Five Taken: The Rhythmic Influence of the Dave Brubeck Quartet on British-American Pop-Rock [BACK]
Abstract:
Considering the overwhelming majority of Western popular music is in some kind of 4/4, the rare track in 5/4 is going to stand out. The few, brief scholarly engagements with such outliers (Biamonte 2014, Osborn 2014, Murphy 2016) have treated them as examples of abstract theoretical phenomena—non-isochronicity, Euclidean rhythms, Platonic-trochaic successions. By contrast, this paper identifies rhythmic similarities between several of these 5/4 songs that are far more specific than what these abstract concepts capture. These similar features are so specific, in fact, that they suggest a direct historical connection between these otherwise disparate songs. A natural question, then, is when and where do these features originate? This paper argues the likely fountainhead of these shared 5/4 elements is the Dave Brubeck Quartet’s cool-jazz hit “Take Five” (1959).
“Take Five” exhibits a 5/4 meter grouped as 3+2, fleshed out with two additional looping patterns: cross-rhythmic accents before 3 and on 4 (in Joe Morello’s snare drumming and Brubeck’s piano bassline), and accents before 2 and on 3 (in Brubeck’s right-hand chords). This specific groove was mimicked in Lalo Schifrin’s iconic theme song to the late 1960s’ television series Mission: Impossible, a possible mediating influence on the numerous 5/4 songs that emerged soon after, particularly in British pop-rock: e.g., Nick Drake’s “River Man,” Jethro Tull’s “Living in the Past,” Blind Faith’s “Do What You Like,” Andrew Lloyd Webber’s rock-musical anthem “Everything’s Alright,” and Led Zeppelin’s “Four Sticks.” These 5/4 songs share much more than their odd meter; their parallel rhythmic profiles are suggestive of direct—conscious or subconscious—influence. “Take Five” is the earliest hit to include all these features, likely making it the original source for subsequent appearances, a small but significant intertextual lineage hitherto unappreciated.

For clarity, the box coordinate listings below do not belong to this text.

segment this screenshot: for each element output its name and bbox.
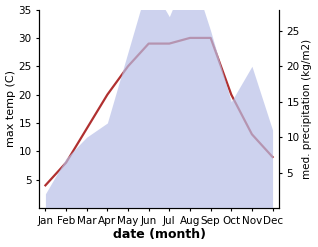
X-axis label: date (month): date (month) <box>113 228 205 242</box>
Y-axis label: max temp (C): max temp (C) <box>5 70 16 147</box>
Y-axis label: med. precipitation (kg/m2): med. precipitation (kg/m2) <box>302 39 313 179</box>
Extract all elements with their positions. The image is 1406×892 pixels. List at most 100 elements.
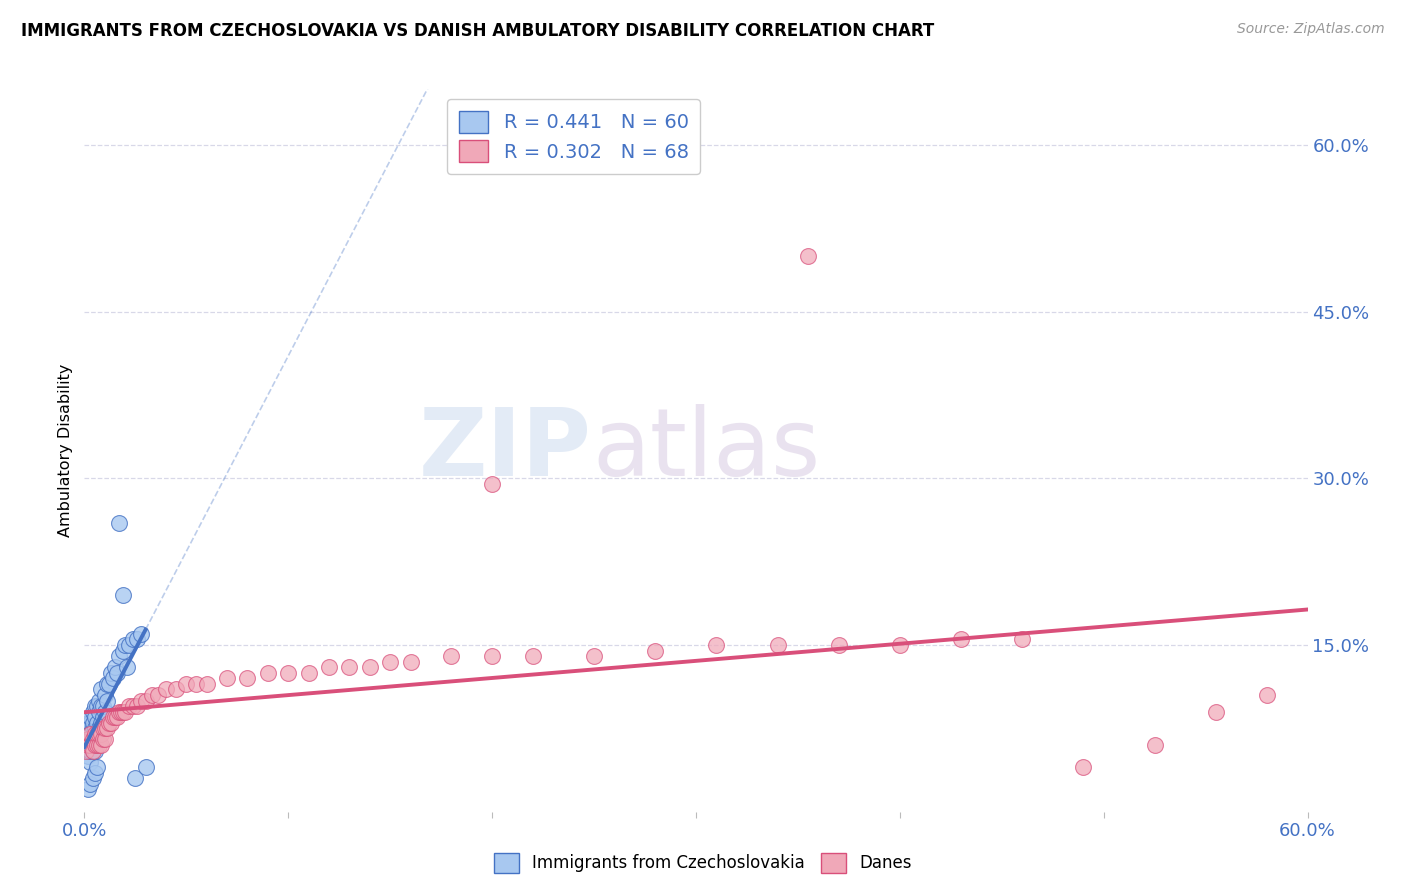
Point bbox=[75, 727, 97, 741]
Text: atlas: atlas bbox=[592, 404, 820, 497]
Point bbox=[96, 677, 118, 691]
Point bbox=[131, 627, 153, 641]
Point bbox=[131, 693, 153, 707]
Point bbox=[100, 665, 122, 680]
Text: ZIP: ZIP bbox=[419, 404, 592, 497]
Point bbox=[1205, 705, 1227, 719]
Point bbox=[359, 660, 381, 674]
Point bbox=[79, 738, 101, 752]
Point bbox=[90, 727, 112, 741]
Point bbox=[127, 632, 149, 647]
Point bbox=[174, 677, 197, 691]
Point bbox=[257, 665, 280, 680]
Point bbox=[79, 715, 101, 730]
Point bbox=[93, 732, 115, 747]
Point bbox=[644, 643, 666, 657]
Point bbox=[77, 715, 100, 730]
Point bbox=[75, 743, 97, 757]
Point bbox=[86, 727, 108, 741]
Point bbox=[91, 699, 114, 714]
Point bbox=[165, 682, 187, 697]
Point bbox=[90, 715, 112, 730]
Text: IMMIGRANTS FROM CZECHOSLOVAKIA VS DANISH AMBULATORY DISABILITY CORRELATION CHART: IMMIGRANTS FROM CZECHOSLOVAKIA VS DANISH… bbox=[21, 22, 935, 40]
Point bbox=[118, 638, 141, 652]
Point bbox=[90, 682, 112, 697]
Point bbox=[766, 638, 789, 652]
Point bbox=[83, 710, 105, 724]
Point bbox=[122, 632, 145, 647]
Point bbox=[135, 760, 157, 774]
Point bbox=[93, 722, 115, 736]
Point bbox=[101, 671, 124, 685]
Point bbox=[318, 660, 340, 674]
Point bbox=[706, 638, 728, 652]
Point bbox=[797, 249, 820, 263]
Point bbox=[104, 660, 127, 674]
Point bbox=[83, 722, 105, 736]
Point bbox=[146, 688, 169, 702]
Point bbox=[440, 649, 463, 664]
Point bbox=[110, 705, 132, 719]
Point bbox=[93, 688, 115, 702]
Point bbox=[105, 665, 128, 680]
Point bbox=[399, 655, 422, 669]
Point bbox=[195, 677, 218, 691]
Point bbox=[77, 782, 100, 797]
Point bbox=[87, 722, 110, 736]
Point bbox=[97, 715, 120, 730]
Point bbox=[79, 710, 101, 724]
Point bbox=[481, 649, 503, 664]
Point bbox=[77, 738, 100, 752]
Point bbox=[522, 649, 544, 664]
Y-axis label: Ambulatory Disability: Ambulatory Disability bbox=[58, 364, 73, 537]
Point bbox=[86, 738, 108, 752]
Point bbox=[112, 588, 135, 602]
Point bbox=[77, 727, 100, 741]
Point bbox=[82, 715, 104, 730]
Point bbox=[112, 643, 135, 657]
Point bbox=[83, 743, 105, 757]
Point bbox=[83, 765, 105, 780]
Point bbox=[828, 638, 851, 652]
Point bbox=[155, 682, 177, 697]
Point bbox=[108, 516, 131, 530]
Point bbox=[83, 732, 105, 747]
Point bbox=[79, 755, 101, 769]
Point bbox=[583, 649, 606, 664]
Point bbox=[108, 705, 131, 719]
Point bbox=[114, 638, 136, 652]
Point bbox=[1011, 632, 1033, 647]
Point bbox=[112, 705, 135, 719]
Text: Source: ZipAtlas.com: Source: ZipAtlas.com bbox=[1237, 22, 1385, 37]
Point bbox=[79, 732, 101, 747]
Point bbox=[114, 705, 136, 719]
Point bbox=[83, 727, 105, 741]
Point bbox=[77, 738, 100, 752]
Legend: Immigrants from Czechoslovakia, Danes: Immigrants from Czechoslovakia, Danes bbox=[486, 847, 920, 880]
Point bbox=[79, 777, 101, 791]
Point bbox=[79, 722, 101, 736]
Point bbox=[115, 660, 138, 674]
Point bbox=[108, 649, 131, 664]
Point bbox=[96, 693, 118, 707]
Point bbox=[77, 732, 100, 747]
Point bbox=[79, 743, 101, 757]
Point bbox=[96, 722, 118, 736]
Point bbox=[124, 772, 146, 786]
Point bbox=[91, 710, 114, 724]
Point bbox=[1143, 738, 1166, 752]
Point bbox=[481, 476, 503, 491]
Point bbox=[118, 699, 141, 714]
Point bbox=[101, 710, 124, 724]
Point bbox=[127, 699, 149, 714]
Point bbox=[79, 727, 101, 741]
Point bbox=[77, 749, 100, 764]
Point bbox=[104, 710, 127, 724]
Point bbox=[186, 677, 208, 691]
Legend: R = 0.441   N = 60, R = 0.302   N = 68: R = 0.441 N = 60, R = 0.302 N = 68 bbox=[447, 99, 700, 174]
Point bbox=[75, 743, 97, 757]
Point bbox=[79, 738, 101, 752]
Point bbox=[97, 677, 120, 691]
Point bbox=[82, 705, 104, 719]
Point bbox=[339, 660, 361, 674]
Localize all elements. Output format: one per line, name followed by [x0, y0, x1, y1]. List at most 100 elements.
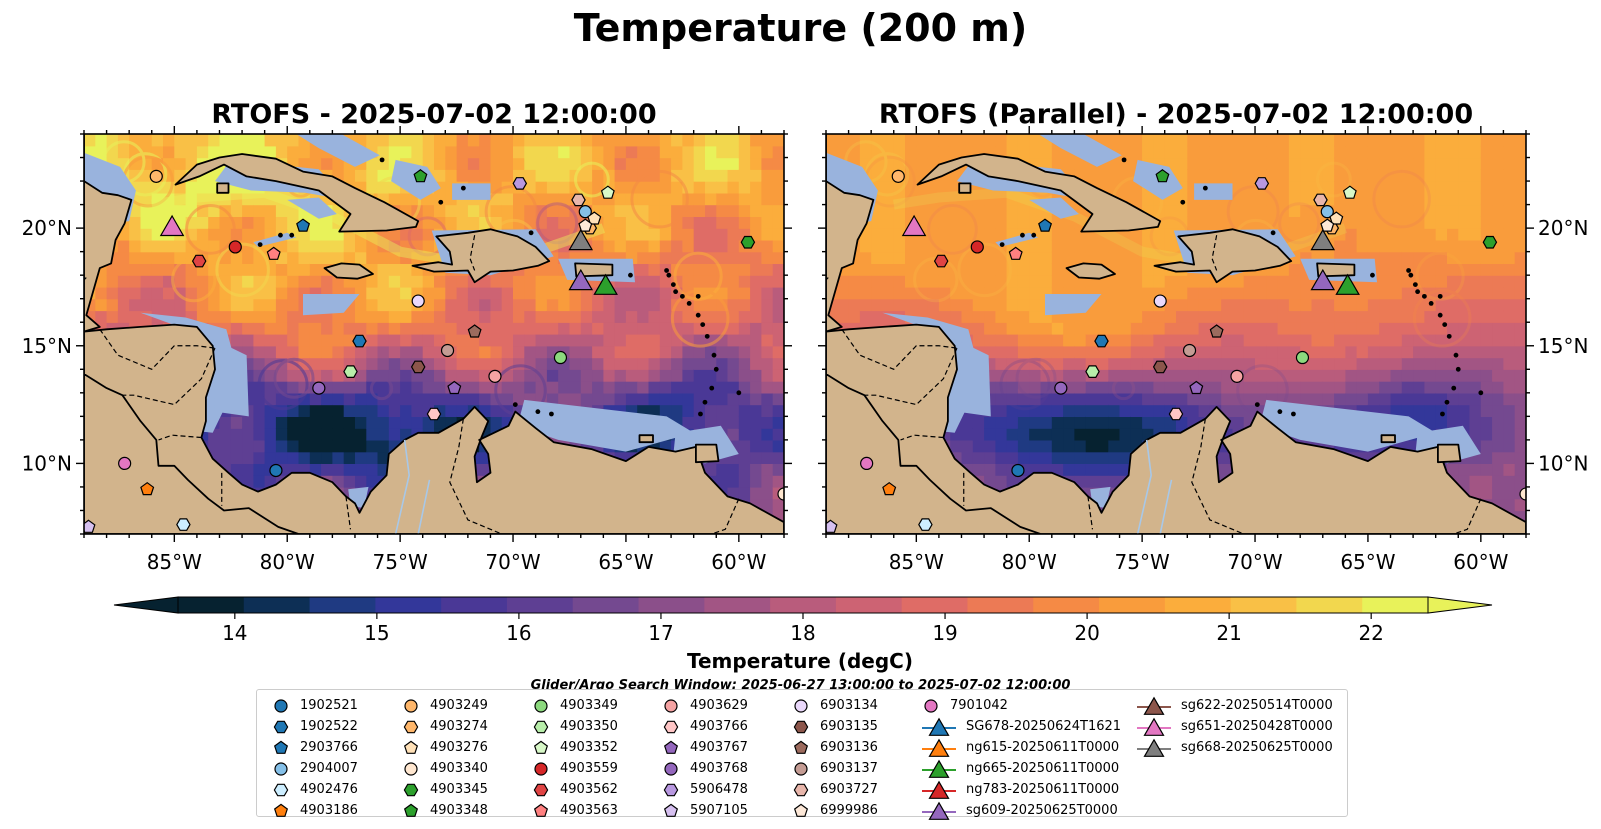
obs-4903562	[933, 254, 949, 268]
legend-marker	[533, 803, 549, 817]
obs-4903276	[1329, 211, 1344, 225]
legend-marker	[533, 720, 549, 733]
land-margarita	[1380, 434, 1396, 444]
obs-4903249	[891, 169, 905, 183]
legend-label: 4903276	[430, 740, 488, 755]
obs-4903629	[1230, 369, 1244, 383]
warm-current	[150, 187, 605, 269]
y-tick-label: 10°N	[1538, 451, 1588, 475]
legend-column: sg622-20250514T0000 sg651-20250428T0000 sg…	[1137, 695, 1333, 758]
land	[84, 134, 784, 534]
legend-marker	[273, 720, 289, 733]
legend-marker-triangle-icon	[922, 717, 956, 736]
legend-item: 4903562	[532, 779, 618, 800]
colorbar-extend-high	[1427, 596, 1493, 614]
x-tick-label: 60°W	[1453, 550, 1508, 574]
shallow-water	[84, 134, 739, 534]
colorbar-segment	[178, 597, 245, 613]
legend-label: 4902476	[300, 782, 358, 797]
land-mexico	[84, 134, 133, 333]
colorbar-segment	[309, 597, 376, 613]
legend-label: 2903766	[300, 740, 358, 755]
legend-marker	[274, 698, 288, 713]
map-frame	[83, 133, 785, 535]
river	[1136, 439, 1152, 534]
legend-marker	[273, 740, 289, 754]
land-mexico	[826, 134, 875, 333]
legend-marker	[533, 740, 549, 754]
legend-marker-triangle-icon	[922, 738, 956, 757]
obs-4903349	[1295, 350, 1310, 365]
legend-marker	[794, 761, 808, 776]
legend-label: ng615-20250611T0000	[966, 740, 1120, 755]
colorbar-segment	[835, 597, 903, 613]
land-central	[84, 323, 784, 534]
colorbar-frame	[177, 596, 1429, 614]
legend-label: 4903629	[690, 698, 748, 713]
obs-4903767	[447, 380, 462, 395]
legend-marker	[928, 738, 950, 757]
legend-item: 6903727	[792, 779, 878, 800]
obs-4903768	[1054, 381, 1068, 395]
legend-marker	[534, 761, 548, 776]
legend-label: 4903349	[560, 698, 618, 713]
legend-marker-circle-icon	[924, 698, 938, 713]
legend-marker-hexagon-icon	[403, 783, 419, 796]
legend-column: 6903134 6903135 6903136 6903137 6903727 69999…	[792, 695, 878, 821]
legend-item: 4903352	[532, 737, 618, 758]
obs-6903136	[467, 324, 482, 338]
colorbar-segment	[572, 597, 640, 613]
obs-sg609-20250625T0000	[1310, 268, 1336, 291]
legend-marker	[793, 783, 809, 796]
legend-label: 6903135	[820, 719, 878, 734]
land-cuba	[916, 153, 1162, 233]
obs-2904007	[578, 205, 592, 219]
colorbar-tick-label: 21	[1216, 621, 1241, 645]
x-tick-label: 60°W	[711, 550, 766, 574]
legend-marker-hexagon-icon	[403, 720, 419, 733]
legend-item: 4903274	[402, 716, 488, 737]
x-tick-label: 75°W	[1115, 550, 1170, 574]
colorbar-extend-low	[113, 596, 179, 614]
colorbar-segment	[770, 597, 837, 613]
x-tick-label: 80°W	[1002, 550, 1057, 574]
legend-item: 4903768	[662, 758, 748, 779]
obs-4902476	[176, 518, 191, 531]
colorbar-segment	[638, 597, 705, 613]
legend-item: SG678-20250624T1621	[922, 716, 1121, 737]
legend-marker-triangle-icon	[1137, 696, 1171, 715]
legend-label: 4903186	[300, 803, 358, 818]
obs-7901042	[860, 456, 874, 471]
legend-marker-triangle-icon	[1137, 717, 1171, 736]
shallow-water	[826, 134, 1481, 534]
colorbar-segment	[1164, 597, 1232, 613]
legend-item: 4903186	[272, 800, 358, 821]
obs-4902476	[918, 518, 933, 531]
legend-item: 5907105	[662, 800, 748, 821]
x-tick-label: 75°W	[373, 550, 428, 574]
legend-marker	[534, 698, 548, 713]
legend-label: 6903136	[820, 740, 878, 755]
obs-5907105	[84, 519, 96, 533]
legend-marker	[1143, 738, 1165, 757]
legend-item: 6903136	[792, 737, 878, 758]
country-borders	[84, 235, 740, 534]
legend-label: 6903137	[820, 761, 878, 776]
obs-4903350	[1085, 365, 1100, 378]
obs-4903352	[1342, 185, 1357, 199]
river	[394, 439, 410, 534]
colorbar-segment	[1230, 597, 1297, 613]
legend-label: 4903340	[430, 761, 488, 776]
legend-label: sg609-20250625T0000	[966, 803, 1118, 818]
legend-marker-hexagon-icon	[663, 720, 679, 733]
legend-item: 4903629	[662, 695, 748, 716]
obs-sg668-20250625T0000	[1310, 228, 1336, 251]
obs-6903135	[1152, 360, 1168, 374]
legend-marker-circle-icon	[794, 698, 808, 713]
legend-marker	[273, 803, 289, 817]
legend-item: 5906478	[662, 779, 748, 800]
colorbar-segment	[901, 597, 968, 613]
legend-marker-circle-icon	[534, 761, 548, 776]
obs-6903134	[1153, 294, 1167, 308]
obs-4903345	[740, 235, 756, 249]
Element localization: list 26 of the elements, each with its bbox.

Bio: Christopher Doll is Associate Professor of Music in the Mason Gross School of the Arts, and the School of Graduate Studies, at Rutgers, the State University of New Jersey, where he teaches classes in music theory, analysis, composition, and the history of popular music. He is the author of the monograph Hearing Harmony: Toward a Tonal Theory for the Rock Era (University of Michigan Press, 2017) and articles on a range of topics, from Bach to Babbitt to Hans Zimmer to “Louie Louie.”
Love this!
To me, this reads (or sounds, I guess) like a clear argument for Justin London’s “many meters hypothesis”. Assuming metre is more than just time signature, your video could be seen as an argument for the “Take 5 metre” as being a culturally significant metre of its own – different from other 5/4-metres.
Sorry for the “not really a question, but a comment”-answer, but as a metre-enthusiast this struck me as something that might invite to discussion, at least. Thanks again!
Hi Christopher,
Thanks very much for your paper. I enjoyed listening to it—I hadn’t heard Nick Drake like that before!
Not sure if this is a really daft question but have you managed to find anything on 5/4 groupings that predate 1959? Perhaps it’s just too rare, as you suggest in your abstract. But I guess in country blues and old-time musics, , e.g. Robert Johnson, performers might have the odd bar in a non-4/4 metre but I haven’t listened closely enough to consider the grouping.
Thanks again.
Best wishes,
Mimi
I wanted to say how much I enjoyed this presentation, and how much I got out of it as very much not a musicologist. It made me listen differently, more closely, and it has also prompted me to listen to quite a lot of Dave Brubeck!